Everyone knows how childish men suddenly become after they become fathers to daughters; my father very well epitomized this. It was hard for him to decide what to do. To let his little daughter know the smell of medicines and the pain of toxins, Nah... I remember one day like as usual I went to him complaining about the pain in the thumb finger and he gently made me sit on his lap and said: “Sweetheart, the more you pay attention to the pain, the stronger it would become, so stop thinking about it and one day it will leave you.” Turns out he was right as known he always is.
My mother is also a true incarnation of love; for me, she is the most lovable person ever. When I asked my daddy whom he loved more, me or mummy, he said: “He loved me more.” And I admit that all fathers are like that...
I grew up admiring every aspect of my daddy. He is an energy ball; no matter what happened, I never saw his confidence levels drop even an inch down. Now that two decades passed by since I was born. I realise that the love these fathers have for daughters is far greater than what we think. As he walks, sleeps, rests my father’s mind and thoughts always orbit around his two daughters, at the envy of my mother... hahaha...
Even today, when he wakes up at intervals in the night to see me and my little sister sleep, he comes to us and runs his warm hands over our foreheads. He checks the fans and the blankets... and then stands to a corner glaring at both his daughters, his most worthy possessions and feels contented that he is able to provide us with the comfort of a sound sleep. For a fifty-year-old father of two daughters, that is what means to be a man and that is what makes them feel like a hero. A hero he truly is! But these fathers aren’t as strong and content as they seem to be. They too have problems, unlike us; they have real-serious concerns. So let’s not trouble them on little things.
As we grow, we slowly develop differences with that of fathers. We start complaining... that he checks on us, that he’s hesitant to give us pocket money for our expenses, that he is a disinterested person and that they don’t really understand us. Each time these thoughts strike you, you should know you are wrong. They understand us to the core. It’s their unflinching love for us that sometimes make their actions put us to huge misconceptions. Do not develop hatred for your fathers just because you think they are objecting to few of your pleasures.
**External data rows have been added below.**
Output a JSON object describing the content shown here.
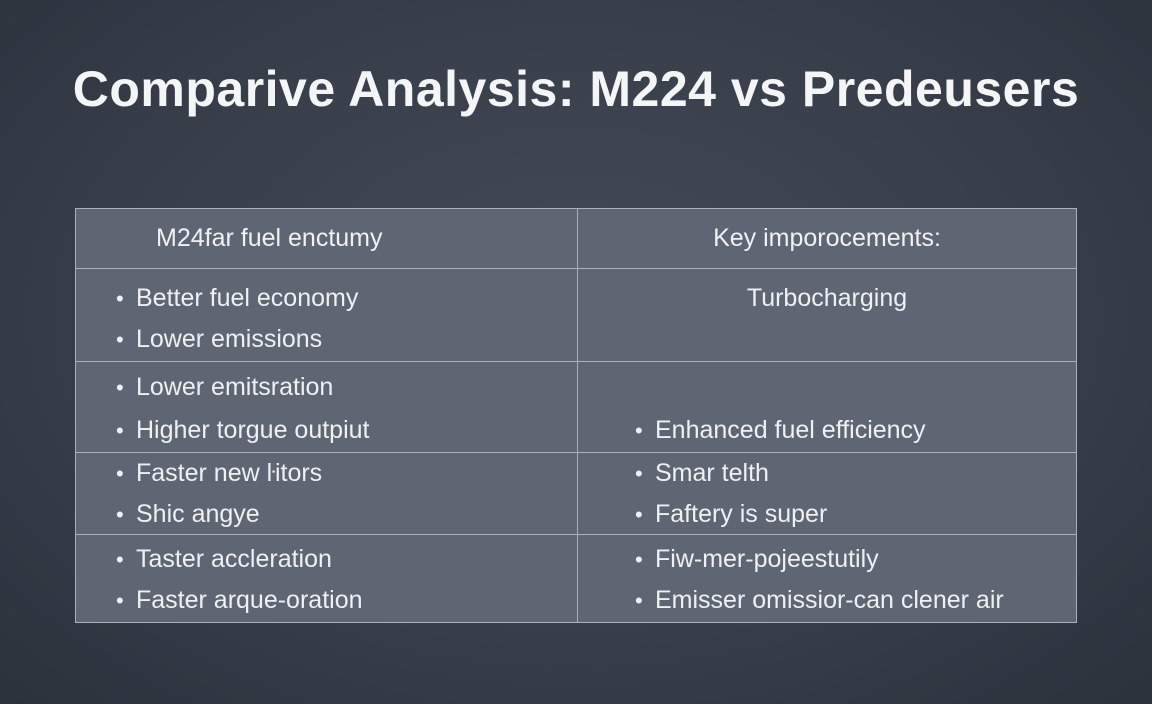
{
  "title": "Comparive Analysis: M224 vs Predeusers",
  "table": {
    "header": {
      "left": "M24far fuel enctumy",
      "right": "Key imporocements:"
    },
    "rows": [
      {
        "left": [
          "Better fuel economy",
          "Lower emissions"
        ],
        "right_plain": "Turbocharging"
      },
      {
        "left": [
          "Lower emitsration",
          "Higher torgue outpiut"
        ],
        "right": [
          "Enhanced fuel efficiency"
        ]
      },
      {
        "left": [
          "Faster new ŀitors",
          "Shic angye"
        ],
        "right": [
          "Smar telth",
          "Faftery is super"
        ]
      },
      {
        "left": [
          "Taster accleration",
          "Faster arque-oration"
        ],
        "right": [
          "Fiw-mer-pojeestutily",
          "Emisser omissior-can clener air"
        ]
      }
    ],
    "bullet": "•"
  },
  "colors": {
    "background": "#383f4b",
    "table_fill": "#5f6673",
    "grid_lines": "#aab1bc",
    "text": "#f2f3f5"
  }
}
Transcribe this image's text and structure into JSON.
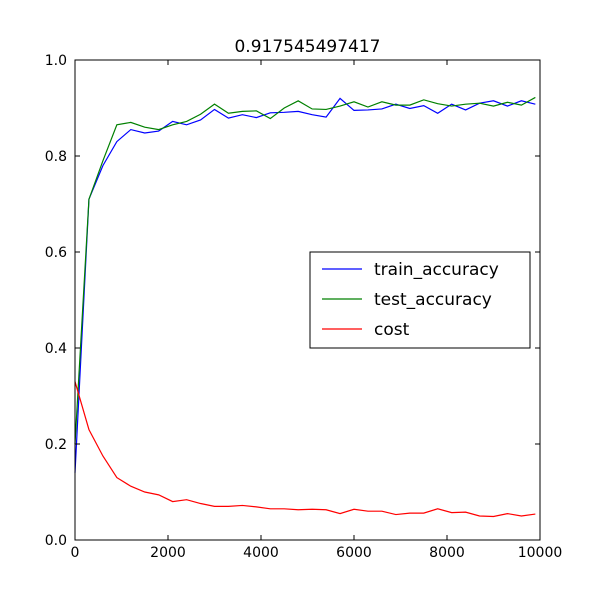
{
  "chart_data": {
    "type": "line",
    "title": "0.917545497417",
    "xlabel": "",
    "ylabel": "",
    "xlim": [
      0,
      10000
    ],
    "ylim": [
      0.0,
      1.0
    ],
    "x_ticks": [
      0,
      2000,
      4000,
      6000,
      8000,
      10000
    ],
    "x_tick_labels": [
      "0",
      "2000",
      "4000",
      "6000",
      "8000",
      "10000"
    ],
    "y_ticks": [
      0.0,
      0.2,
      0.4,
      0.6,
      0.8,
      1.0
    ],
    "y_tick_labels": [
      "0.0",
      "0.2",
      "0.4",
      "0.6",
      "0.8",
      "1.0"
    ],
    "grid": false,
    "legend_position": "center-right",
    "x": [
      0,
      300,
      600,
      900,
      1200,
      1500,
      1800,
      2100,
      2400,
      2700,
      3000,
      3300,
      3600,
      3900,
      4200,
      4500,
      4800,
      5100,
      5400,
      5700,
      6000,
      6300,
      6600,
      6900,
      7200,
      7500,
      7800,
      8100,
      8400,
      8700,
      9000,
      9300,
      9600,
      9900
    ],
    "series": [
      {
        "name": "train_accuracy",
        "color": "#0000ff",
        "values": [
          0.14,
          0.71,
          0.78,
          0.83,
          0.855,
          0.848,
          0.852,
          0.872,
          0.865,
          0.875,
          0.897,
          0.879,
          0.886,
          0.88,
          0.89,
          0.891,
          0.893,
          0.886,
          0.881,
          0.92,
          0.895,
          0.896,
          0.898,
          0.908,
          0.899,
          0.905,
          0.889,
          0.908,
          0.896,
          0.91,
          0.915,
          0.904,
          0.915,
          0.908
        ]
      },
      {
        "name": "test_accuracy",
        "color": "#008000",
        "values": [
          0.2,
          0.71,
          0.79,
          0.865,
          0.87,
          0.86,
          0.855,
          0.865,
          0.872,
          0.887,
          0.908,
          0.889,
          0.893,
          0.894,
          0.878,
          0.9,
          0.915,
          0.898,
          0.897,
          0.904,
          0.913,
          0.902,
          0.913,
          0.906,
          0.906,
          0.917,
          0.909,
          0.904,
          0.908,
          0.91,
          0.904,
          0.912,
          0.906,
          0.922
        ]
      },
      {
        "name": "cost",
        "color": "#ff0000",
        "values": [
          0.33,
          0.23,
          0.175,
          0.13,
          0.112,
          0.1,
          0.094,
          0.08,
          0.084,
          0.076,
          0.07,
          0.07,
          0.072,
          0.069,
          0.065,
          0.065,
          0.063,
          0.064,
          0.063,
          0.055,
          0.064,
          0.06,
          0.06,
          0.053,
          0.056,
          0.056,
          0.065,
          0.057,
          0.058,
          0.05,
          0.049,
          0.055,
          0.05,
          0.054
        ]
      }
    ]
  }
}
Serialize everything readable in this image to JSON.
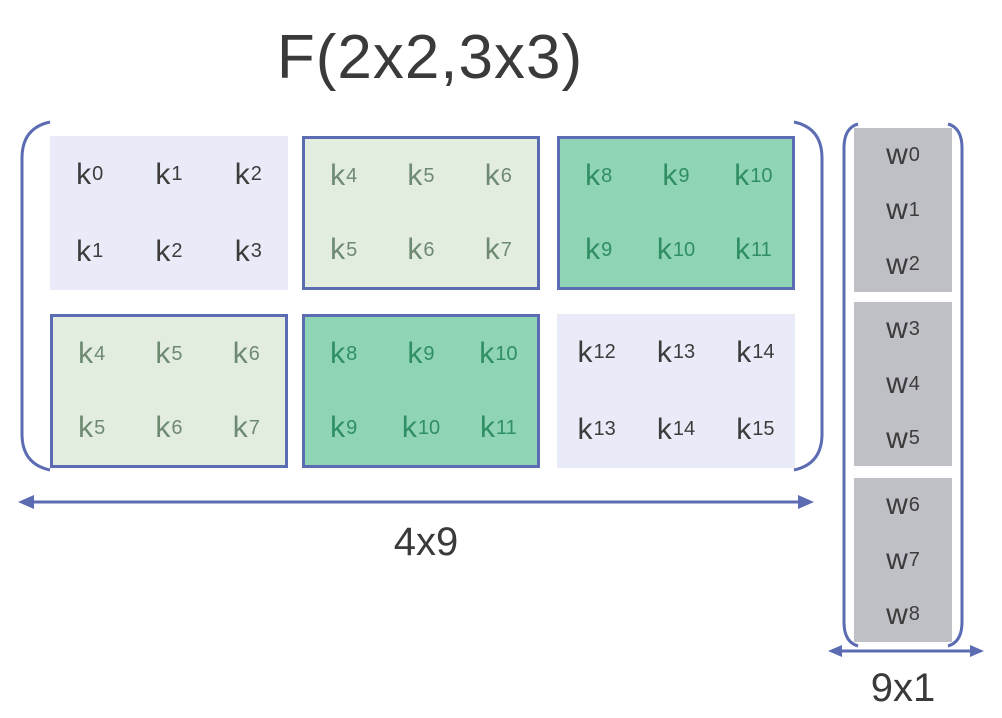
{
  "title": "F(2x2,3x3)",
  "matrix": {
    "dimension_label": "4x9",
    "rows": [
      [
        {
          "style": "plain",
          "cells": [
            [
              "k",
              "0"
            ],
            [
              "k",
              "1"
            ],
            [
              "k",
              "2"
            ],
            [
              "k",
              "1"
            ],
            [
              "k",
              "2"
            ],
            [
              "k",
              "3"
            ]
          ]
        },
        {
          "style": "light",
          "cells": [
            [
              "k",
              "4"
            ],
            [
              "k",
              "5"
            ],
            [
              "k",
              "6"
            ],
            [
              "k",
              "5"
            ],
            [
              "k",
              "6"
            ],
            [
              "k",
              "7"
            ]
          ]
        },
        {
          "style": "dark",
          "cells": [
            [
              "k",
              "8"
            ],
            [
              "k",
              "9"
            ],
            [
              "k",
              "10"
            ],
            [
              "k",
              "9"
            ],
            [
              "k",
              "10"
            ],
            [
              "k",
              "11"
            ]
          ]
        }
      ],
      [
        {
          "style": "light",
          "cells": [
            [
              "k",
              "4"
            ],
            [
              "k",
              "5"
            ],
            [
              "k",
              "6"
            ],
            [
              "k",
              "5"
            ],
            [
              "k",
              "6"
            ],
            [
              "k",
              "7"
            ]
          ]
        },
        {
          "style": "dark",
          "cells": [
            [
              "k",
              "8"
            ],
            [
              "k",
              "9"
            ],
            [
              "k",
              "10"
            ],
            [
              "k",
              "9"
            ],
            [
              "k",
              "10"
            ],
            [
              "k",
              "11"
            ]
          ]
        },
        {
          "style": "plain",
          "cells": [
            [
              "k",
              "12"
            ],
            [
              "k",
              "13"
            ],
            [
              "k",
              "14"
            ],
            [
              "k",
              "13"
            ],
            [
              "k",
              "14"
            ],
            [
              "k",
              "15"
            ]
          ]
        }
      ]
    ]
  },
  "vector": {
    "dimension_label": "9x1",
    "groups": [
      [
        [
          "w",
          "0"
        ],
        [
          "w",
          "1"
        ],
        [
          "w",
          "2"
        ]
      ],
      [
        [
          "w",
          "3"
        ],
        [
          "w",
          "4"
        ],
        [
          "w",
          "5"
        ]
      ],
      [
        [
          "w",
          "6"
        ],
        [
          "w",
          "7"
        ],
        [
          "w",
          "8"
        ]
      ]
    ]
  },
  "colors": {
    "bracket": "#5b6cb3",
    "plain_block": "#e9ecf8",
    "light_block": "#e2ecdf",
    "dark_block": "#8fd4b5",
    "weight_block": "#bfbfc6"
  }
}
They’ve walked on the planet for half of their lives; they know how things work better than us.
Now that they are growing old day-by-day, year-by-year they need their daughters the most. When else can we reward our fathers better than now and how better can we say thank you to the sacrifices they’ve made for us every single day than by taking care of them.
If you live with your father right in the same house, then remove your headphones off your ears, switch the apps off your eyes and go sit next to him... pat him on his shoulder... talk to him about your day’s work... ask him if he’s taking his medicines sincerely... give him glasses of water at regular intervals, just like how he gave to you when you were a child... Become your father’s mother, my friend, for tomorrow when his little girl goes her way away from him, to lead her own family. It’ll be the poor old father who would feel the greatest void in every breath of his life, more than anyone else.